The problem of confinement is partly one of density. The more people who are placed together in a small space, the less control any one of them has over personal privacy.   While privacy may not be a fundamental need, arguably, control over one’s privacy is.   Distress does not necessarily result from being in a particularly demanding situation, but instead results from the lack of control over those situations.   In ICEs, violations of interpersonal distance, territorial desires, and privacy are common, and the inability to control those violations can lead to a lack of peace of mind, depression, and a host of bad things.

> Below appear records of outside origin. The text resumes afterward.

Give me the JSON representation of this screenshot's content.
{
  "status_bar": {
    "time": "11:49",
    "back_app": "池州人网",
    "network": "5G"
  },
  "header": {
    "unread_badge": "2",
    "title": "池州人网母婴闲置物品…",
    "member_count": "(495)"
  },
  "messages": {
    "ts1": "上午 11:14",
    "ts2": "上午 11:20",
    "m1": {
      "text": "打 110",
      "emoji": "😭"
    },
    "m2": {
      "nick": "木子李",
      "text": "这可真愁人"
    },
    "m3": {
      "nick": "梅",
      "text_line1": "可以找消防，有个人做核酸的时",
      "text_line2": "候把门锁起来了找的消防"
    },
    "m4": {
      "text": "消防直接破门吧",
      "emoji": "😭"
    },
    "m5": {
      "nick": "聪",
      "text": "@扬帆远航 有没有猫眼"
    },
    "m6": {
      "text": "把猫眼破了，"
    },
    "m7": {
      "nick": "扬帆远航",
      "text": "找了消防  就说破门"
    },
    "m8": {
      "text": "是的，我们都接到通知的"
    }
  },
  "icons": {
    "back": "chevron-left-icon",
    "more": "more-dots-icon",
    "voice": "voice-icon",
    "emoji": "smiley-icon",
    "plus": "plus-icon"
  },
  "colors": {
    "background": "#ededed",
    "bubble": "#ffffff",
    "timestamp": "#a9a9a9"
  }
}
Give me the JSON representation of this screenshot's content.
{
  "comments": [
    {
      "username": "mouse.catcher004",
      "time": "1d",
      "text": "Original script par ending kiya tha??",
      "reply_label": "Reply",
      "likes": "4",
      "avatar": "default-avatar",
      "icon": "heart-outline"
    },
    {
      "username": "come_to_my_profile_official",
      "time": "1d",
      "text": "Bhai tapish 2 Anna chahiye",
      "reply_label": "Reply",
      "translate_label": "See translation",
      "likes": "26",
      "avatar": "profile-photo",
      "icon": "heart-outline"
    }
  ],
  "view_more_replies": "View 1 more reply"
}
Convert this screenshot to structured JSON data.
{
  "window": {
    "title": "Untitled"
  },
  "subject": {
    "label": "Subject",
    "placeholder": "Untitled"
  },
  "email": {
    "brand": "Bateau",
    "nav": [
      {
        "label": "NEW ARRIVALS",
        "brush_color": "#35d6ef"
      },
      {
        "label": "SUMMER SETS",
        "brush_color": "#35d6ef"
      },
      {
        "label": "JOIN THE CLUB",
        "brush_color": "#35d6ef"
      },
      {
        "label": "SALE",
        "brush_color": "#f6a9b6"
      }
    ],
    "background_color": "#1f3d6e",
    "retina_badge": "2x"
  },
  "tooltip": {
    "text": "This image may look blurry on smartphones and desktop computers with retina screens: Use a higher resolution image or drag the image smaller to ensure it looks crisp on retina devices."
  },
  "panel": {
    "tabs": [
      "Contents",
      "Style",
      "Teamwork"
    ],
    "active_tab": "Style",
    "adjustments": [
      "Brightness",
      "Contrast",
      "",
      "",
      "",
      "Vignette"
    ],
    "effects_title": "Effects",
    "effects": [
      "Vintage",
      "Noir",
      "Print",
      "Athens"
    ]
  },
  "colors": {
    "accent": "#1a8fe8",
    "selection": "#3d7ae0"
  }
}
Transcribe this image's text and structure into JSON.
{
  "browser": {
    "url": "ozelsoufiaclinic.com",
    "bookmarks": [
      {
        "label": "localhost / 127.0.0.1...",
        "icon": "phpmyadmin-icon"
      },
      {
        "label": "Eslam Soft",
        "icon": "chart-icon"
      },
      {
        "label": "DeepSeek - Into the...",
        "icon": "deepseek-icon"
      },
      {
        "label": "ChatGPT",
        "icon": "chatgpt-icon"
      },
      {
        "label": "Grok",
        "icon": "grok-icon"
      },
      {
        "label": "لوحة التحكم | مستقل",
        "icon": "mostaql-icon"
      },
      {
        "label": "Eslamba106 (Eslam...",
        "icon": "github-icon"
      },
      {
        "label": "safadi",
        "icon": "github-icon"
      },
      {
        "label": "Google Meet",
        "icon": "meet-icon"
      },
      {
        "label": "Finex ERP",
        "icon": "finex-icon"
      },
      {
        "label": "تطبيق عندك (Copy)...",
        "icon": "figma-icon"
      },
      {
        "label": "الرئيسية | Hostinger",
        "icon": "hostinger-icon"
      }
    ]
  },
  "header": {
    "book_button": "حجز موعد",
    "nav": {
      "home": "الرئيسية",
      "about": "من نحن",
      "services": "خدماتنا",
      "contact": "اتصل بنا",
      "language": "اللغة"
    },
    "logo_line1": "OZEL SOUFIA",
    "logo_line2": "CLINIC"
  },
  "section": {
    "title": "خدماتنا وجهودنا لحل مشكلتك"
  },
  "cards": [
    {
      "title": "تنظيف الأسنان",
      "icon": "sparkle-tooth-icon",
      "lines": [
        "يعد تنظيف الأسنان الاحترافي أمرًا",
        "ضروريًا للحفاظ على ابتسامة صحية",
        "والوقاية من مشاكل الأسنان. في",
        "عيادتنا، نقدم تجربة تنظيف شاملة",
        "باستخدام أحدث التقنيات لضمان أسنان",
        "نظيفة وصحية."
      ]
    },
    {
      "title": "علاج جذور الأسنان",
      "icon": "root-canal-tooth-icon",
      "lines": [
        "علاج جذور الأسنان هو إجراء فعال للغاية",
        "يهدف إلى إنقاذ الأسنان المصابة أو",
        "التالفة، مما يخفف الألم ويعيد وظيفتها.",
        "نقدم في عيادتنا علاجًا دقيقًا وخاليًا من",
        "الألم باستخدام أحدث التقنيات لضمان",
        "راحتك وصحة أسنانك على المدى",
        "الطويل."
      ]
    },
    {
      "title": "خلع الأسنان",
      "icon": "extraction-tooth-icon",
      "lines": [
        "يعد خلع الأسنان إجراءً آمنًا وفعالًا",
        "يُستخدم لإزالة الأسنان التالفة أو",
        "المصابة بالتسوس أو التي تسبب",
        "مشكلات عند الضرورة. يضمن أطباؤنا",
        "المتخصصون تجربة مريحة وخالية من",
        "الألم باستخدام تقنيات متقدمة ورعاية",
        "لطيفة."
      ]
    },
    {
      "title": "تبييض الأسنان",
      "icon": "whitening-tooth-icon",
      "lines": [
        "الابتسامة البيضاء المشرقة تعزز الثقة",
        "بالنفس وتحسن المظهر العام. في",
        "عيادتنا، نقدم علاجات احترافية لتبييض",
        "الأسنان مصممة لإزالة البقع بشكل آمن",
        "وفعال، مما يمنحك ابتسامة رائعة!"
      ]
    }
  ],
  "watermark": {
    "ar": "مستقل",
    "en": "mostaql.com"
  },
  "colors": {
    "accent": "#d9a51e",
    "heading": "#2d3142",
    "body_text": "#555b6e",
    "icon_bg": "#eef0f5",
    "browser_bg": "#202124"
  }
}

I find the cross-cultural components of ICY situations particularly compelling.   Different cultures maintain different norms regarding personal space. You should have seen the terror in my little kids’ eyes when greeted up close and personal by the Armenian staff at an agency where I once worked; as the staff lovingly invaded my son’s personal space his terror level went to DEFCON five. Cultural differences such as the meaning of eye contact and posture confound all sorts of things, and that is likely going to be magnified in isolated and confined spaces.

Much of the research that exists, understandably, has occurred in analogue settings, such as those created by Carter in her labs in Georgia.   It is difficult, however, to really emulate a situation such as that imposed by a nearly 3-year journey to Mars and back.   Getting the research through the institutional review board is a rather immense challenge, one that pales, however, to that of emulating a micro-gravity environment.   There are ways it can be done, at least on a short-term basis, and there’s some interesting research on its effects.   It turns out that many of the generalizations made about human interaction in ICE conditions are turned topsy-turvy in a microgravity environment.

While Carter’s research revolves primarily around leadership and human interaction in ICE environments, there’s so much more to it. Personality variables, social support, monotony and boredom, exercise effects, and the availability of Netflix all interact in order to determine the best way to assure that placing several people together in a confined environment over a long period of time will not end in a bloodbath or existential melancholy similar to that of caged animals in a zoo.   Soon, I imagine, as humans invade the extraterrestrial environment in order to go beyond where no woman has gone before, we will begin to know.

One thought on “Living in the ICE Age

  1. Your post has been most helpful. I am visiting my 94-year-old mother in the wilds of New Hampshire. Her blessing is my curse – many friendly and gregarious neighbors. They come, sit on the couch (sofa, chesterfield) and talk. And talk. And talk. You’ve pointed me to Theory with which to frame, and perhaps, if not eliminate at least lessen, my discontent. Merci.